Ubiquitination of PCNA in MMS-treated cells depends on both Rad6 and Asf1. Wild-type cells, rad6 and asf1 single mutants, and asf1 rad6 double mutants were grown to log phase and arrested in G₁ phase using α-factor. Subsequently, cultures were released into YPD containing the indicated amounts of MMS for 2 h. Equal numbers of cells were then lysed, and Pol30 was immunoprecipitated using FLAG antibodies to pull down His-FLAG-tagged Pol30 and analyzed by Western blotting using anti-SUMO, antiubiquitin, and anti-FLAG antibodies.

FIG. 7.

Model for the involvement of Asf1 in PCNA modification. (A) When the replication fork encounters a lesion in the DNA, the Rad6-Rad18 pathway is responsible for bulk monoubiquitination of PCNA, obscuring the involvement of Asf1. Monoubiquitin can serve as a seed for further ubiquitination by the Rad5-Mms2-Ubc13 pathway.
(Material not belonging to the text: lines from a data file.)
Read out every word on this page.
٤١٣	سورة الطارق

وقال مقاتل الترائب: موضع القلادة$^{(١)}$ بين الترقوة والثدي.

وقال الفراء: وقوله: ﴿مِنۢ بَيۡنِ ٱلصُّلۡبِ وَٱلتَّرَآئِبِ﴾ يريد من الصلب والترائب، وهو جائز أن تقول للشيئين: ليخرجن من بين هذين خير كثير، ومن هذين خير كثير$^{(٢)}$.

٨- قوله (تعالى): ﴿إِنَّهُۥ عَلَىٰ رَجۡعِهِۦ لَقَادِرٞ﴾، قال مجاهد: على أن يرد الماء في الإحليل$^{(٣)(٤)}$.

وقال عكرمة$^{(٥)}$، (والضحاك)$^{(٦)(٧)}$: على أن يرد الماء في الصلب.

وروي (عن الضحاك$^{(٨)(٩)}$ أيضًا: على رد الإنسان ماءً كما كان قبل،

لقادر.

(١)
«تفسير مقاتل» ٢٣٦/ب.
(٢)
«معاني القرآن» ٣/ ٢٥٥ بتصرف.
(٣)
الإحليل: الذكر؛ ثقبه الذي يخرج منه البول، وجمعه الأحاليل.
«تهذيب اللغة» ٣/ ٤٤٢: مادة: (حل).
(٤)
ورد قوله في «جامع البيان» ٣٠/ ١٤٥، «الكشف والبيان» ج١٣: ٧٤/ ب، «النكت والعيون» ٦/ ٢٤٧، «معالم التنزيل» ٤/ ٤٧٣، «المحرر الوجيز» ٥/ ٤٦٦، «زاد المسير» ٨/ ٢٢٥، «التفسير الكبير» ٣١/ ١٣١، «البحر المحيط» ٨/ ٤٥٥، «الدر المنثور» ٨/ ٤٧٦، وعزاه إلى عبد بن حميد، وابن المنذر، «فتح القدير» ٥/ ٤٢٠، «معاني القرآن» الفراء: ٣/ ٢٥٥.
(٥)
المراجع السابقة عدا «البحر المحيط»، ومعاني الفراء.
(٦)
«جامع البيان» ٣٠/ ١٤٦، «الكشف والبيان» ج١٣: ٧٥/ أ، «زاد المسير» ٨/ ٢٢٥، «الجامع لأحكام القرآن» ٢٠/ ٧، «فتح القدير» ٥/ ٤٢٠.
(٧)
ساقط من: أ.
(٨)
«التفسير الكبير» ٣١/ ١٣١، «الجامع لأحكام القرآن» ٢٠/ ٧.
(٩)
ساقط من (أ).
Sumoylation of PCNA also occurs but is not dependent on Rad6. (B) In the absence of Rad6, some ubiquitination of PCNA still takes place, and this is dependent on Asf1 and an unidentified E2/E3 pair. The sensitivity of our assays is not high enough to determine whether polyubiquitination can still take place in the absence of Rad6 (dashed arrow), but sumoylation of PCNA can still occur and is independent of either Rad6 or Asf1. (C) In the absence of Siz1, sumoylation of PCNA does not occur, and the antirecombination function of Srs2 is not activated. (D) In the absence of Rad5-Ubc13, ubiquitination of PCNA mediated by Rad6-Rad18 still takes place, but polyubiquitination does not appear to occur (dashed arrow). Under the circumstances described for panels B, C, and D, HR is stimulated, resulting in the suppression of asf1-induced GCRs, which also involves a Dun1-dependent checkpoint.